Incident Summary:
On October 11, 2017, the GeorgiaVIEW Online Learning QPROD environment began experiencing periodic disruptions of service due to high CPU usage and application errors. This negatively impacted performance for USG Institutions accessing their instances of D2L hosted on our server. These disruptions include the following dates and times:
-October 11, between 10:30 a.m. and 12:47 p.m.
-October 18, between 10:32 a.m. and 12:41 p.m.
-October 24, between 10:18 a.m. and 3:52 p.m.
-October 24, between 7:54 p.m. and 11:01 p.m.
-October 25, between 3:02 p.m. and 5:01 p.m.
-October 26, between 10:51 a.m. and 12:46 p.m.
In response to each disruption, ITS and the vendor (D2L) successfully restored the system to normal operation.

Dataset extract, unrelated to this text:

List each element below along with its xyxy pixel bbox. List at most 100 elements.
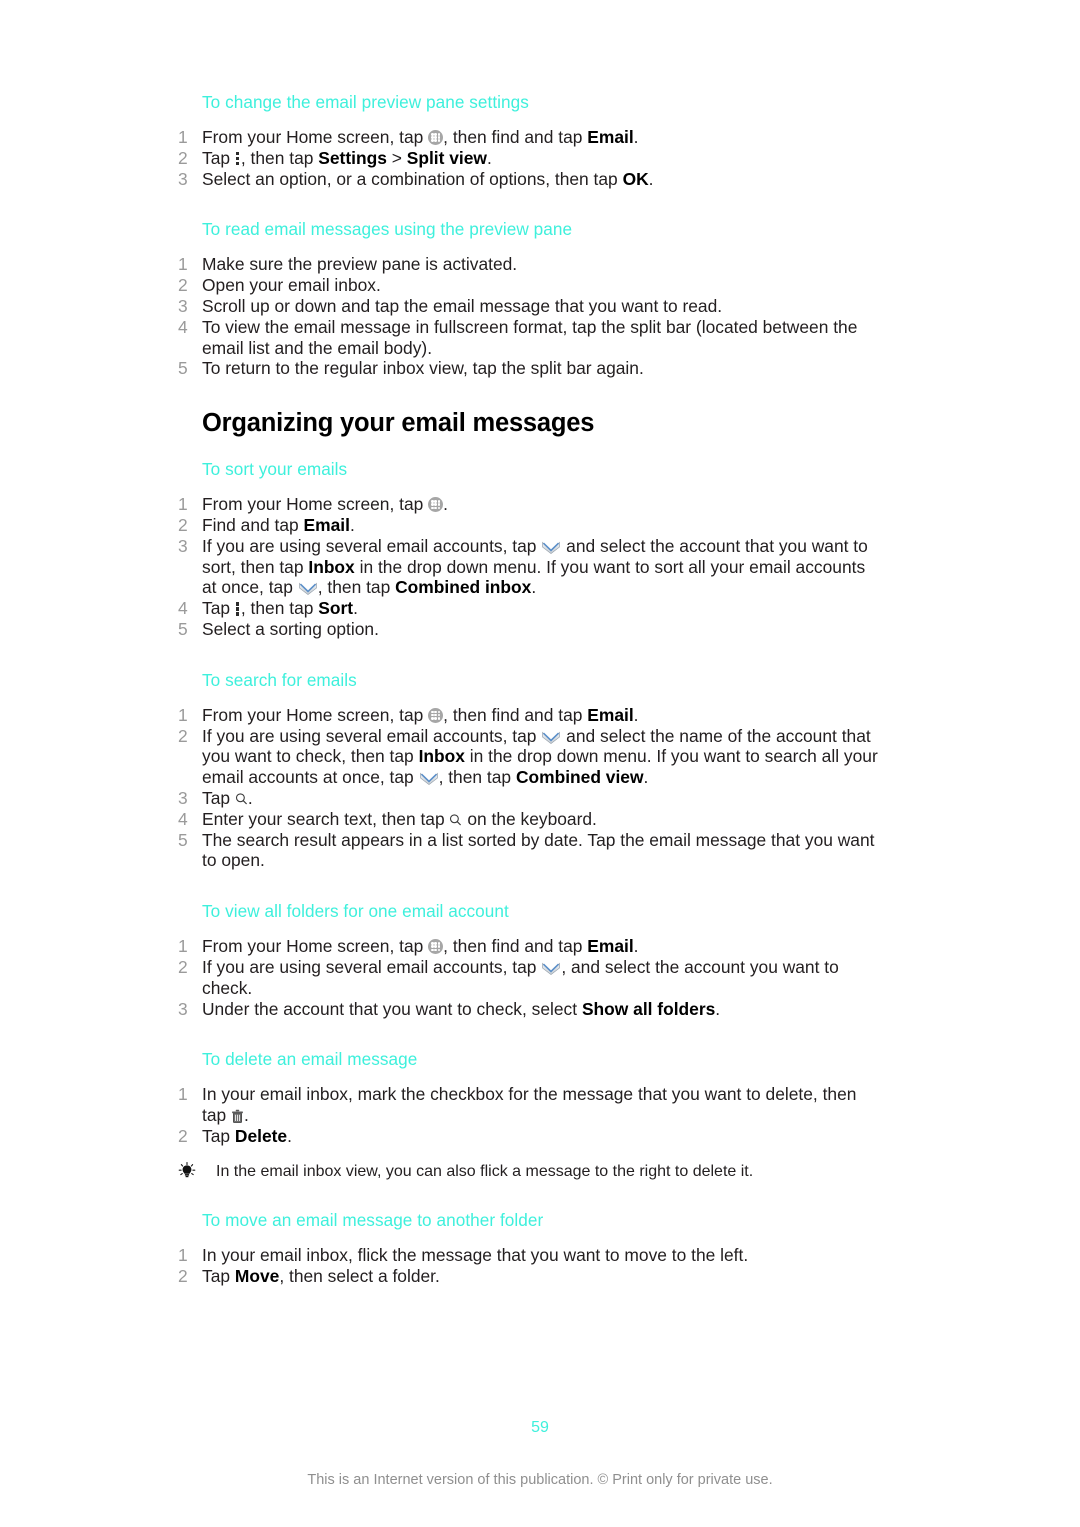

Because we recognize that interruptions of GeorgiaVIEW service impact institutions across the state, we are communicating this post-outage analysis of what occurred and the measures being taken to address the factors resulting in this incident.
Incident Cause:
Ongoing, joint investigations between ITS and D2L Support have discovered an application query that occasionally results in a bad query plan being executed. This bad query resulted in significant spikes in CPU utilization which significantly decreased system performance and application errors which impacted system availability.

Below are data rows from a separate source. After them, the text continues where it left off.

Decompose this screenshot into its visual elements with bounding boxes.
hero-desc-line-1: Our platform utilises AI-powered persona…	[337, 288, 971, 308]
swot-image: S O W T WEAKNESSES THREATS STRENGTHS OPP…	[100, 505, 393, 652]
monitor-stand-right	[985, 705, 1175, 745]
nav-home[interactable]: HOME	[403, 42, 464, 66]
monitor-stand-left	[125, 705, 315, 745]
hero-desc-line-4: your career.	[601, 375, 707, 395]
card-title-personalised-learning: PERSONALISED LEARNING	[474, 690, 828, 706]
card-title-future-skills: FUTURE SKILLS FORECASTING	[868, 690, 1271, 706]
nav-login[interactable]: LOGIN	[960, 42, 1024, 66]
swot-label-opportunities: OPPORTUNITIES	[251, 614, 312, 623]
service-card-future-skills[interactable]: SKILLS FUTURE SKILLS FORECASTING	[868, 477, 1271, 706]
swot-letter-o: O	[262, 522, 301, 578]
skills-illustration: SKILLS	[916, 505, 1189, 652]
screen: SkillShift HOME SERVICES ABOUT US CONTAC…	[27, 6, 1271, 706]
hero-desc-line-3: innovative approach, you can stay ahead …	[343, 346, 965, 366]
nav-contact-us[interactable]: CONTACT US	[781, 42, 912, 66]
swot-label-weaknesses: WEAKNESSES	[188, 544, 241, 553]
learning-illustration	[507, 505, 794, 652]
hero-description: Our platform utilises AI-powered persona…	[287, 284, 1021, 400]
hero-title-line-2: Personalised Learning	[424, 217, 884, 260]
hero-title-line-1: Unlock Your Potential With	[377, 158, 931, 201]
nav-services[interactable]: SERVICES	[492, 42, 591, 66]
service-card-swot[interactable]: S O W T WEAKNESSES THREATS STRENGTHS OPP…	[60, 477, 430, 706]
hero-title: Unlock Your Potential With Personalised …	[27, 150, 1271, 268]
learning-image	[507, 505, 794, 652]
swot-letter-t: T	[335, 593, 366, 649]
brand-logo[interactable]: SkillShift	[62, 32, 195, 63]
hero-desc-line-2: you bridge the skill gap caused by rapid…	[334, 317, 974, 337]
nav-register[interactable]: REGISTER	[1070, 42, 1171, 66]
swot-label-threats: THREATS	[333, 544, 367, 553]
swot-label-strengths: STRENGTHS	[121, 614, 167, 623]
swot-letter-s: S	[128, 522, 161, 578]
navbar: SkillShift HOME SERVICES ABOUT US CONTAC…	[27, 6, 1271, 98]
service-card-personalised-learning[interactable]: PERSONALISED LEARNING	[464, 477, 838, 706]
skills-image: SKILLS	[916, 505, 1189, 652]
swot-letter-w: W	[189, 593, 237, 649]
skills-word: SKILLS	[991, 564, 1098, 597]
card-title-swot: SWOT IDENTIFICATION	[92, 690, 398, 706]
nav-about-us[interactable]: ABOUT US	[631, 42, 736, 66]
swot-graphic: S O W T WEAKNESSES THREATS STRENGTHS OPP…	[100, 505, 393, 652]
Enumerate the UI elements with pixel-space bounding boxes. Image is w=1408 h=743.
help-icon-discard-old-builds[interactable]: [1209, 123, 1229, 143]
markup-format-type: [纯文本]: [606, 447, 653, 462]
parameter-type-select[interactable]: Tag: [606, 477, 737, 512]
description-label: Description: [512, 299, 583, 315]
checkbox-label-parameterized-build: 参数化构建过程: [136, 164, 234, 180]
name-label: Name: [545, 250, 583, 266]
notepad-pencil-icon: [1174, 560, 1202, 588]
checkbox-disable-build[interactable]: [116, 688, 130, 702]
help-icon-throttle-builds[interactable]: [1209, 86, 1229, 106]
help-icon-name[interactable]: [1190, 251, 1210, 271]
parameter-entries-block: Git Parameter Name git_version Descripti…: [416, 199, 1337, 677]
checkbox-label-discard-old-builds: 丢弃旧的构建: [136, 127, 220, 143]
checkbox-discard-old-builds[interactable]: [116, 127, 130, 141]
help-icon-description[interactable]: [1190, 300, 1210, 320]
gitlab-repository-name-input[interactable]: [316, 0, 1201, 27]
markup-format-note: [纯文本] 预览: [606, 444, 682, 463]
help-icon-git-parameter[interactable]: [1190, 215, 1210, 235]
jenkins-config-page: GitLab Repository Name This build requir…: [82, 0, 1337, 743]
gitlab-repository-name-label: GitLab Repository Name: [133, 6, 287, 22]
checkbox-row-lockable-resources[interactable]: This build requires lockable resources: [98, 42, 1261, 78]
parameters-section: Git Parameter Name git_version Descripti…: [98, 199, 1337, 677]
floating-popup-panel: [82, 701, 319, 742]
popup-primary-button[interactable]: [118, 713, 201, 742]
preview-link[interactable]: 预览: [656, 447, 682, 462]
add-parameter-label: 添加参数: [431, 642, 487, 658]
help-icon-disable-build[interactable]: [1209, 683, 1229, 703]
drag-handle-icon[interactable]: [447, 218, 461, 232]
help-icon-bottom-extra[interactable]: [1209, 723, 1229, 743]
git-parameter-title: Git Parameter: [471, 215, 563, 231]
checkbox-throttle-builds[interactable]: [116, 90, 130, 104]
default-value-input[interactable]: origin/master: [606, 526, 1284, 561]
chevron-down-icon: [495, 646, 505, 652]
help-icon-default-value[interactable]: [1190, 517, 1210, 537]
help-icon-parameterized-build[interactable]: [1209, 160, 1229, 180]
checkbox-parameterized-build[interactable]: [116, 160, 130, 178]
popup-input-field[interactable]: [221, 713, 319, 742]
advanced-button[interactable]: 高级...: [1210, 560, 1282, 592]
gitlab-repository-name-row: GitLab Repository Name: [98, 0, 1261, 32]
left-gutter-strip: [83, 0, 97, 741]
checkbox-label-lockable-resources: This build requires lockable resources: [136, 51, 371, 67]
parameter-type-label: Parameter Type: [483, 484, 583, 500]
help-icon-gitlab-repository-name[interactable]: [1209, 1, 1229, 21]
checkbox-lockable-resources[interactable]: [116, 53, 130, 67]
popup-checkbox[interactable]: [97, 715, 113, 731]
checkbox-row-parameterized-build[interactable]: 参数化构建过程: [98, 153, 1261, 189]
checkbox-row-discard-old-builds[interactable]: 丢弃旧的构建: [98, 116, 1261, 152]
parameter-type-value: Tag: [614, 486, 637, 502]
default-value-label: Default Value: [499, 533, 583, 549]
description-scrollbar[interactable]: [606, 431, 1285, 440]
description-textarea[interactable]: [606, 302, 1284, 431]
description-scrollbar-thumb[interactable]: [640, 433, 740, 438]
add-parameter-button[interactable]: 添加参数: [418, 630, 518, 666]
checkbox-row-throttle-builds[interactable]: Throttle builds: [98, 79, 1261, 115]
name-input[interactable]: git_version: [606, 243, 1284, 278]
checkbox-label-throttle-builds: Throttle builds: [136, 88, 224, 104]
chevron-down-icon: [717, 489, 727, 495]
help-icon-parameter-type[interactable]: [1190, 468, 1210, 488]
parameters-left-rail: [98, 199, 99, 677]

Incident Response Measures:
On October 26, 2017, D2L instituted a technical fix that ensures a valid query plan remains in place on QPROD. This fix will remain in place as D2L develops a code-based solution to address the underlying issue. This solution will be deployed into production at a future date. Additional information regarding the deployment schedule will be communicated to GeorgiaVIEW customers as they become available.
In addition to working with D2L, we are also reviewing internal ITS processes to improve internal/external communications and reduce incident response times.